Comment ça ? Ça se vend ?
On l’a longtemps cherché. Ne le reconnaissant que quand il n’était plus là. Il est dans les petites choses du quotidien, dans les yeux de quelqu’un·e qui vous comprend, dans la certitude d’avoir le pouvoir de faire quelque chose sans le faire pour autant. Il est immatériel et surtout, c’est sa recherche ou pire, sa poursuite, qui le rend inaccessible et rend notre vie désespérante.
Monsieur Pigeon, lui, non seulement l’a trouvé mais il le vend. Comment ça ? Ça se vend, le bonheur ? En petit pot, en grand ou même, en format familial. Avec sa camionnette, il effectue sa tournée pour en vendre à madame Caille (un grand pot), madame Rossignol (un petit), madame Charbonnière (un pack de six), madame Huppe (une douzaine pour Noël), monsieur Pouillot demande une réduction, ha mais oui mais le bonheur, ça ne se solde pas ! et monsieur Étourneau n’en veut surtout pas, c’est un artiste et le bonheur ça ne rime pas avec la création ; l’artiste doit souffrir pour créer.
Mais que peut-il bien y avoir dans ces pots de bonheur ?
Sur un texte à double sens de Davide Cali, Marco Soma peint de véritables tableaux ocres et marron, des couches automnales de volatiles anthropomorphiques, tout un monde en hauteur, sous des airs ensoleillés d’un pays où jamais il ne semble pleuvoir. Chacun·e semble y trouver son compte, monsieur Pigeon comme ses client·es et leurs enfants qui jouent, se cachent et se fondent dans le décor qui fourmille de détails sur lesquels on s’interroge en souriant : une photographie étendue avec le linge, une peinture signée Bombois, une maison numéro 85 et une autre 58, seul le client monsieur Souris habite sur terre…
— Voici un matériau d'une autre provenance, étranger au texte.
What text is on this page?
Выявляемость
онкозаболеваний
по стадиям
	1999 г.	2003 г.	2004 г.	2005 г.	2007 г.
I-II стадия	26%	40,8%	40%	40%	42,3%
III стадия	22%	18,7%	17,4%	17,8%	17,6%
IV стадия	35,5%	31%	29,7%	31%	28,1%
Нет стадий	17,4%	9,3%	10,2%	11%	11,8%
Un bel album. Une réussite qui fait appel à l’intelligence et à la sensibilité du lecteur et de la lectrice. Et si c’était ça, le bonheur ? Le plaisir fugace d’un livre qui vous ouvre l’horizon et pose plus de questions qu’il n’apporte de réponses ?
François Braud
- Davide Cali & Marco Soma, Le marchand de bonheur, Sarbacane, mai 2021, 16e50.
Frissonner et se rassurer
Du crépuscule à l’aube, la nuit s’installe, glisse sur les maisons, s’évapore dans les pièces et annonce l’heure du coucher. Une dernière lecture avec la voix de papa ou de maman et c’est l’heure de fermer les yeux. Oui mais. Un bruit me réveille. On frissonne. On s’inquiète. On tremble. Y a Une lumière sous mon lit… La peur s’installe. On crie. On hurle. Papa ! Maman ! Alors on regarde sous le lit. On scrute. On attend. On enquête. On surveille. Rien. Alors on se rendort. Rassuré. On peut rêver…
Le livre est fini. Non. On le retourne. C’est la même histoire qui vient expliquer la première : le bruit et la lumière. Alors, on relit le livre en le retournant une nouvelle fois.
Et on s’amuse en comprenant que chaque histoire impacte l’autre, la réalité du petit garçon touche celle du petit monstre rose et inversement. La curiosité nourrit la peur de l’autre, la nuit de l’un perturbe celle de l’autre sans que l’un ne soupçonne l’existence de l’autre. Subtilités temporelles, spatiales, émotionnelles.
Sans paroles, si ce n’est les cris de Papa ! Maman !, ce livre de Jérôme Camil développe deux univers de chambres d’enfants aux couleurs violette et pétrole de la nuit quelquefois striées par des croissants jaunes de lumière éclairant la chambre de la nuit aperçue dans un losange noir étoilé.
Tout est affaire de décor, changer de lit, changer de corps, avoir le même sort.
Comme quoi le monstre sous le lit peut prendre l’apparence de l’autre, la différence s’unir dans la même émotion et la tolérance en découler, tout simplement.
La nuit est une intrigue qui va perdre de son mystère et rassurer. Et développer l’imagination et le rêve avec l’envie de mettre des mots sur les images, de raconter son histoire, de faire son cinéma.
F. B.
- Une lumière sous mon lit, Jérôme Camil, Alice jeunesse, 2022, 15€.